The rhetoric and reality of early action on social problems
For the last two decades (and no doubt before that) politics has been littered with references to the importance of early intervention and of work on prevention by public services and communities, when it comes to dealing with a broad range of society’s problems.
It is little more than common sense to assert that acting earlier to forestall a problem, rather than waiting and then coping with its consequences, is likely to be cheaper in the long term, as well as better for those involved.
In his first ever speech as Prime Minister Tony Blair said:
“Government must not fall into the trap of short-termism. Huge sums are spent dealing with this year’s problems, but very little on preventing the problems that will arise in five years time… We need to go further if we are to avoid the double jeopardy of worsening social problems and escalating tax bills. We will be calling on departments to draw up plans for shifting energy and resources from cure to prevention, from clearing problems up to anticipating them, and I will judge their success by how far this is done.”
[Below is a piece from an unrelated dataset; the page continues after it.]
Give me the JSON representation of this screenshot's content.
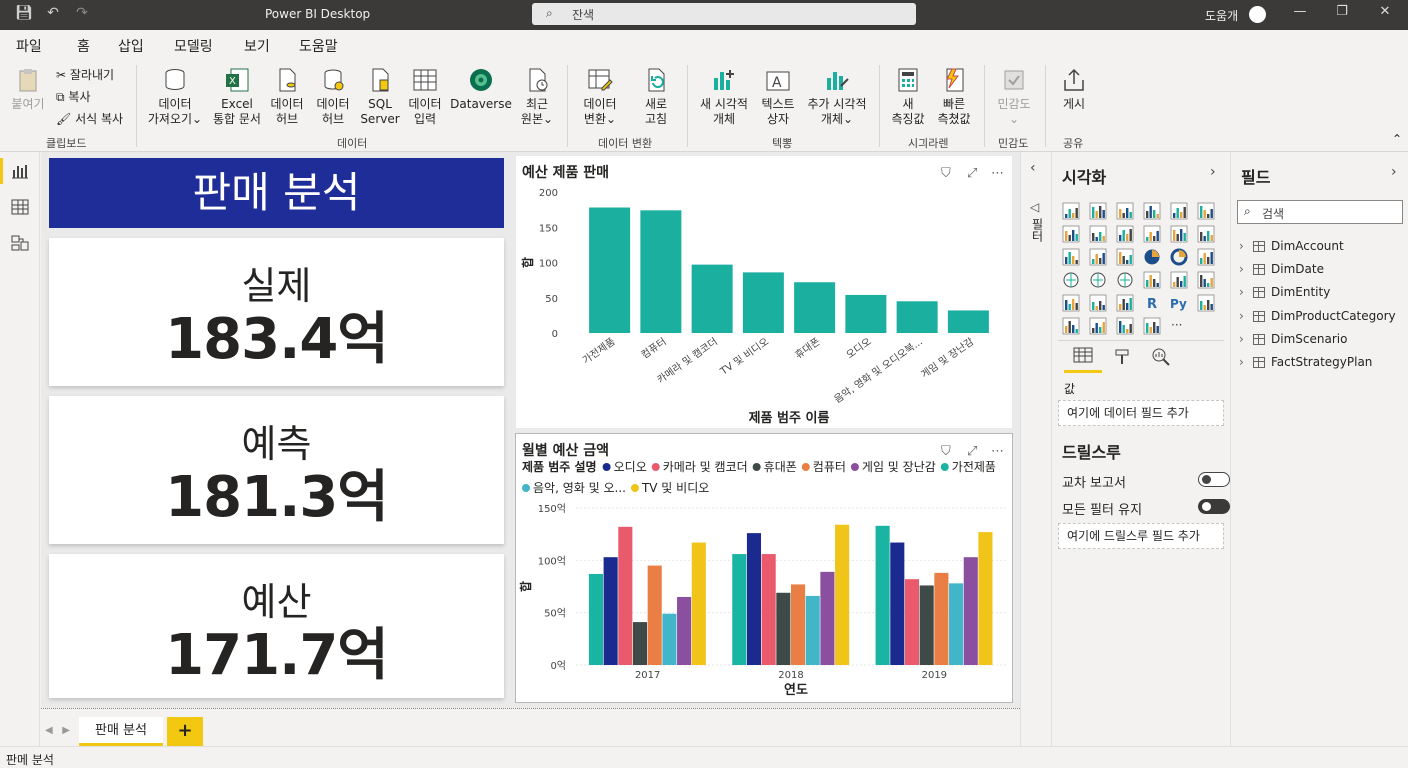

This government, in welcoming reports – like the Allen Review and the Field Review – has expressed very similar sentiment, and numerous government reports and other official documents have reached the same conclusion. Take this, for instance, from a 2009 Audit Commission report:
“A young person who starts showing behavioural problems at five, and is dealt with through the criminal justice system will cost the taxpayer around £207,000 by the age of 16. Alternative interventions to support changes in behaviour would cost about £47,000. Over £113 million a year would be saved if just one in ten young offenders was diverted towards effective support.”
Why, then, does today mark the launch of yet another report on the importance of acting early? The Early Action Taskforce’s new publication, The Triple Dividend: Thriving Lives, Costing Less, Contributing More partly asks why the rhetoric has so rarely been turned into action.
The Taskforce (a panel of experts, backed by Community Links) identifies, amongst other issues, the way this ‘early action’ spending is dealt with by the Treasury and in spending rules, and the difficulties with spending on early action, when the savings are not necessarily accrued by the department which makes the investment.
The report looks at the problems with evidence – not for the overall economic case for acting earlier but for the business case for each specific intervention. And it considers the issue of shifting from acute to preventative spending in a situation where government can’t just take limited funds away from the acute.
We hope our recommendations go further than others have before in addressing these specific barriers to progress, although they are intended only as the start of a conversation.
And for inspiration we needn’t look far: the Finance Committee of the Scottish Parliament concluded a report earlier this year, which argued that:
“the current reactive approach to public spending is unsustainable. There must be a shift away from reacting to crises to a greater focus on prevention and early intervention.”
The political interest this has engendered for early action in Scotland has culminated in a draft budget proposed this September containing a £500m increase in preventative spending, despite a 9.2% reduction in funding from Westminster. The SNP minister Angela Constance has recently remarked that:
“Apart from independence, preventative spend is the most radical and exciting agenda that this government is pursuing.”
Hopefully before long rhetoric on early action will give way to reality in a similar way at Westminster.